Growing up, the idea was that faith was certainty. I guess that’s part of what my dad found so unappealing – the idea that to believe in something meant to be 100% absolutely sure. And not just sure about the big things, but sure about a million little minutiae. To know beyond a shadow of a doubt that what I have faith in, what I believe, is the absolute and entire truth. And, critically, I thought that to have anything less than this degree of certainty demonstrated a lack of faith. An unforgivable denial of what was most important to me.
I’m not so sure anymore. (Oh, the irony). And the less sure I am about some of the things I was so sure about previously, the more comfortable I am with my faith. It becomes something wearable, usable, shareable. Suddenly I don’t have to be afraid to share my faith with people because it isn’t about making sure you believe all the right things, and believe them in just the right way, but it’s about love. Which, when you think about it, makes a whole lot of sense.
My journey from faith to doubt and back again taught me this: if you have to convince people that your faith is right, you’re doing it wrong. When I stripped my faith back, took away all the shoulds and woulds and coulds and whys and why nots, stopped trying to make the God of the Bible be the God I wanted Him to be and started to find out who He really was, I found one thing.

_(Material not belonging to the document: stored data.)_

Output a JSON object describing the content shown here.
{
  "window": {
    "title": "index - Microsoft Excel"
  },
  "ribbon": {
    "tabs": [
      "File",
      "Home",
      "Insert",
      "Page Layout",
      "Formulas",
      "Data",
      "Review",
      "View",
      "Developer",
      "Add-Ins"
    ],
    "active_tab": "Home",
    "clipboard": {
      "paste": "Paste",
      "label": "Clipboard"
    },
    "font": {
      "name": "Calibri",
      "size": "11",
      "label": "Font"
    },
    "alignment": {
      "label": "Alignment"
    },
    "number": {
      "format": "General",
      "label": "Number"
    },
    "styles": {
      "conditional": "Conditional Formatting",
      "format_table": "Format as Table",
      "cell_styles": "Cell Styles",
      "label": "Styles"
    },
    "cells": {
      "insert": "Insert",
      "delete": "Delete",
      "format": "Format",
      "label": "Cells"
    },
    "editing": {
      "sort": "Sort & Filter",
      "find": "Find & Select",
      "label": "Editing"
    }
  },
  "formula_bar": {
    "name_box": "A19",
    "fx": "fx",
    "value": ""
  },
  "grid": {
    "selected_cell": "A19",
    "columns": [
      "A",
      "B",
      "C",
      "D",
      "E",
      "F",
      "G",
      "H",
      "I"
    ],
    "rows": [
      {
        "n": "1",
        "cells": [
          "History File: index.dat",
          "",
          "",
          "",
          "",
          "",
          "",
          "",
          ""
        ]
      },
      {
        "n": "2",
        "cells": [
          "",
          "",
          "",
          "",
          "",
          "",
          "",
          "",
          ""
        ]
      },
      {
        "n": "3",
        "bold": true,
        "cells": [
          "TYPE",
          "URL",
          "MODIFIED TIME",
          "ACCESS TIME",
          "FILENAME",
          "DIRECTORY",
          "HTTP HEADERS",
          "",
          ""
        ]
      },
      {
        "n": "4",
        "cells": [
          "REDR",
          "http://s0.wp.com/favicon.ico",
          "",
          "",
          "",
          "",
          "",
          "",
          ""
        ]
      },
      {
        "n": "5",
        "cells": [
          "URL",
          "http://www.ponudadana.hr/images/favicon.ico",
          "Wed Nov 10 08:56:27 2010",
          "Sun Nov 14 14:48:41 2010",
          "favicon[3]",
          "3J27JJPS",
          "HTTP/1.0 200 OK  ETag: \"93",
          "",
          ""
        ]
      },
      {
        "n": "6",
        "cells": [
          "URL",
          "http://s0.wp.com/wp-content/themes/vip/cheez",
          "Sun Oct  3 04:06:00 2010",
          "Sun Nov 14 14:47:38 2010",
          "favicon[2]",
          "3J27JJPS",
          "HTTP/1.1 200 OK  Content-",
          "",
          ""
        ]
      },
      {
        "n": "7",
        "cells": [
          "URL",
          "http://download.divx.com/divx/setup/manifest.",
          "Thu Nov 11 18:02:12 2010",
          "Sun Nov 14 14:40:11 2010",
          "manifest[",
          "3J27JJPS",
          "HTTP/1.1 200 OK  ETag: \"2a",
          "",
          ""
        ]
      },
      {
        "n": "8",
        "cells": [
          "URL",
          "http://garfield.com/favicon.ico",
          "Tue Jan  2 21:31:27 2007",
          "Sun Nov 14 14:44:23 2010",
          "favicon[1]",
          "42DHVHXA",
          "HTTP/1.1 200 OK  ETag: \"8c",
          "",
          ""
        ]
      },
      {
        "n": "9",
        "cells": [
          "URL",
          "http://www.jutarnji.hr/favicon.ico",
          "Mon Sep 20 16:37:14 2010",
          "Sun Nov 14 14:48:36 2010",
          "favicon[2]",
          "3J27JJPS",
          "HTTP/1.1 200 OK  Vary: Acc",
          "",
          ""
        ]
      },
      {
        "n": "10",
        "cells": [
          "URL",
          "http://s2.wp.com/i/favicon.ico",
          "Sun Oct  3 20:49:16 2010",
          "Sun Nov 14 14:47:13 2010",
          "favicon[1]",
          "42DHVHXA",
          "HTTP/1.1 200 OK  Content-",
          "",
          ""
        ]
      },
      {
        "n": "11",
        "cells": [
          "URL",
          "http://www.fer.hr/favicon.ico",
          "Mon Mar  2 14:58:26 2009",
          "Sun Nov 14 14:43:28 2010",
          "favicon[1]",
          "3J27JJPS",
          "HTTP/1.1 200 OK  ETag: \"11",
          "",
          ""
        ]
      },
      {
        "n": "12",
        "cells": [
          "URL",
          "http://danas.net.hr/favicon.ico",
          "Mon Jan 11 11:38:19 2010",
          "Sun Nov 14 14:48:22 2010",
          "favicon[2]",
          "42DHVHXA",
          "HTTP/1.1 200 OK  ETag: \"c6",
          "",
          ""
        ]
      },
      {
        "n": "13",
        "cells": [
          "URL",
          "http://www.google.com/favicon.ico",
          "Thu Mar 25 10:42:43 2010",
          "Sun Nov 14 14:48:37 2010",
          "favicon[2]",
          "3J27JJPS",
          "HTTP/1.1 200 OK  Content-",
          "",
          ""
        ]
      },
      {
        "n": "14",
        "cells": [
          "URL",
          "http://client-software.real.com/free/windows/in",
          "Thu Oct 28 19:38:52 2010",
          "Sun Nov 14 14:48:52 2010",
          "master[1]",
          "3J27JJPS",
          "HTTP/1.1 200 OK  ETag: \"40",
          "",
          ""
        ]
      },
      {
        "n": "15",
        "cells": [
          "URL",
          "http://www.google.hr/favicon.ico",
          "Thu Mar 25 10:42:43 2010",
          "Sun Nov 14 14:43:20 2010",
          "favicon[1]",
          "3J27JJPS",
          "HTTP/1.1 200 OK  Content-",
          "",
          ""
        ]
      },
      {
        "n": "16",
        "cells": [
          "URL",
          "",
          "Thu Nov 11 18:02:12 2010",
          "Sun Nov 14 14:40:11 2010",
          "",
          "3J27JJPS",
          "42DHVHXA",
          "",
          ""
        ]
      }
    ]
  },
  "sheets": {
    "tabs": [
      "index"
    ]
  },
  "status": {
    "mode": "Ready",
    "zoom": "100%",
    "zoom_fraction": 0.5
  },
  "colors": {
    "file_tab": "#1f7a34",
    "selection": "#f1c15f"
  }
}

Faith without love is pointless. Love without faith is also pointless, but in a different way. I can get some of the nitty gritty of what I believe wrong, but if I love God, and I love people (and I mean really love them – not this wishy washy I love you if you will agree to eventually believe what I believe), I figure that God is big enough to handle the rest. I believe that God loves me and He loves you. That we all get things wrong and we all get things right, and that I have no way of knowing whether I’m right or wrong about a point of theory. But I am never ever wrong when I love.